Jumat, 10 Februari 2012

Hukumnya Jika Karyawati Diwajibkan Resign Karena Hamil

Mohon penjelasannya, saya seorang karyawati outsourcing di sebuah perusahaan swasta, sekarang posisi saya sedang hamil 3 bulan. Kemarin saya diberitahukan oleh team outsourcing bahwa frontliner yang sudah menikah dan hamil 4 bulan, wajib membuat surat resign ke perusahaan. Padahal sebelumnya tidak ada PKWT mengenai hal tersebut baik secara tertulis maupun lisan, dan pihak team outsourcing di tempat saya bekerja mengatakan bahwa itu adalah peraturan tersendiri yang dibuat oleh perusahaan. Yang jadi pertanyaan; 1. Apakah perusahaan bisa berlaku seperti itu? 2. Apakah hak saya jika saya di-PHK karena alasan kandungan saya? 3. Undang-Undang Tenaga Kerja berapa yang melindungi karyawan outsourcing yang sedang hamil?
 
Jawab :
1.      Pada prinsipnya, perusahaan tidak dapat memaksa Anda untuk mengundurkan diri atau resign karena Anda hamil. Hal ini didasarkan pada Pasal 153 ayat (1) huruf e Undang-Undang No. 13 Tahun 2003 tentang Ketenagakerjaan (“UUK”) yang menyatakan pengusaha dilarang melakukan pemutusan hubungan kerja dengan alasan pekerja/buruh perempuan hamil, melahirkan, gugur kandungan, atau menyusui bayinya.

Selain itu, perusahaan tidak dapat memaksa Anda untuk mengundurkan diri, karena pada dasarnya pengunduran diri haruslah didasarkan pada kemauan dari pekerja.

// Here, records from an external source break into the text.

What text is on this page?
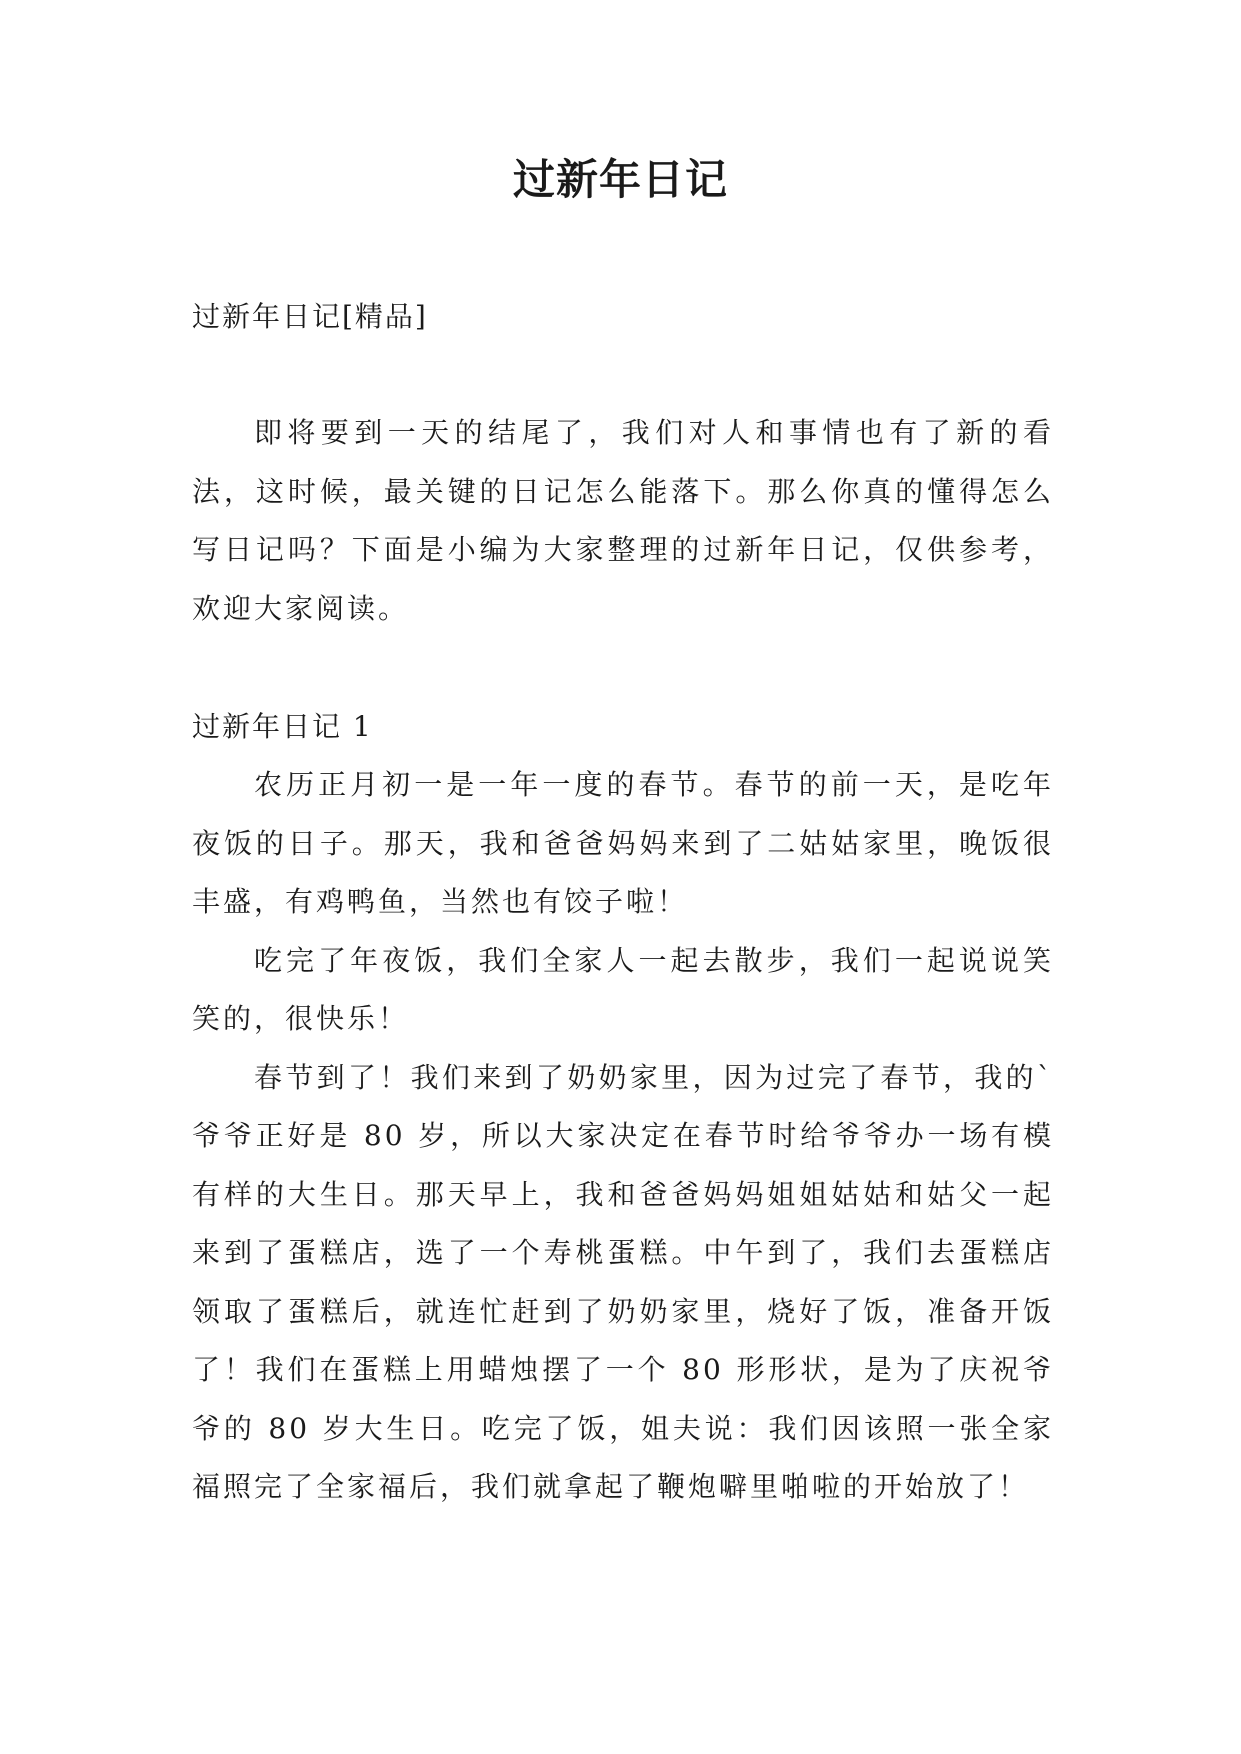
过新年日记
过新年日记[精品]

即将要到一天的结尾了，我们对人和事情也有了新的看法，这时候，最关键的日记怎么能落下。那么你真的懂得怎么写日记吗？下面是小编为大家整理的过新年日记，仅供参考，欢迎大家阅读。

过新年日记 1

农历正月初一是一年一度的春节。春节的前一天，是吃年夜饭的日子。那天，我和爸爸妈妈来到了二姑姑家里，晚饭很丰盛，有鸡鸭鱼，当然也有饺子啦！

吃完了年夜饭，我们全家人一起去散步，我们一起说说笑笑的，很快乐！

春节到了！我们来到了奶奶家里，因为过完了春节，我的`爷爷正好是 80 岁，所以大家决定在春节时给爷爷办一场有模有样的大生日。那天早上，我和爸爸妈妈姐姐姑姑和姑父一起来到了蛋糕店，选了一个寿桃蛋糕。中午到了，我们去蛋糕店领取了蛋糕后，就连忙赶到了奶奶家里，烧好了饭，准备开饭了！我们在蛋糕上用蜡烛摆了一个 80 形形状，是为了庆祝爷爷的 80 岁大生日。吃完了饭，姐夫说：我们因该照一张全家福照完了全家福后，我们就拿起了鞭炮噼里啪啦的开始放了！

Hal ini sesuai pengaturan Pasal 154 huruf b UUK yang menyatakan:

pekerja/buruh mengajukan permintaan pengunduran diri, secara tertulis atas kemauan sendiri tanpa ada indikasi adanya tekanan/intimidasi dari pengusaha, berakhirnya hubungan kerja sesuai dengan perjanjian kerja waktu tertentu untuk pertama kali

Kemudian, Pasal 162 ayat (4) UUK juga menyatakan bahwa:

Pemutusan hubungan kerja dengan alasan pengunduran diri atas kemauan sendiri dilakukan tanpa penetapan lembaga penyelesaian perselisihan hubungan industrial.”

Bila ditafsirkan secara a contrario, maka pengunduran diri yang tidak dilakukan atas kemauan pekerja sendiri harus dilakukan berdasarkan penetapan lembaga penyelesaian perselisihan hubungan industrial (lihat juga Pasal 151 ayat [3] UUK).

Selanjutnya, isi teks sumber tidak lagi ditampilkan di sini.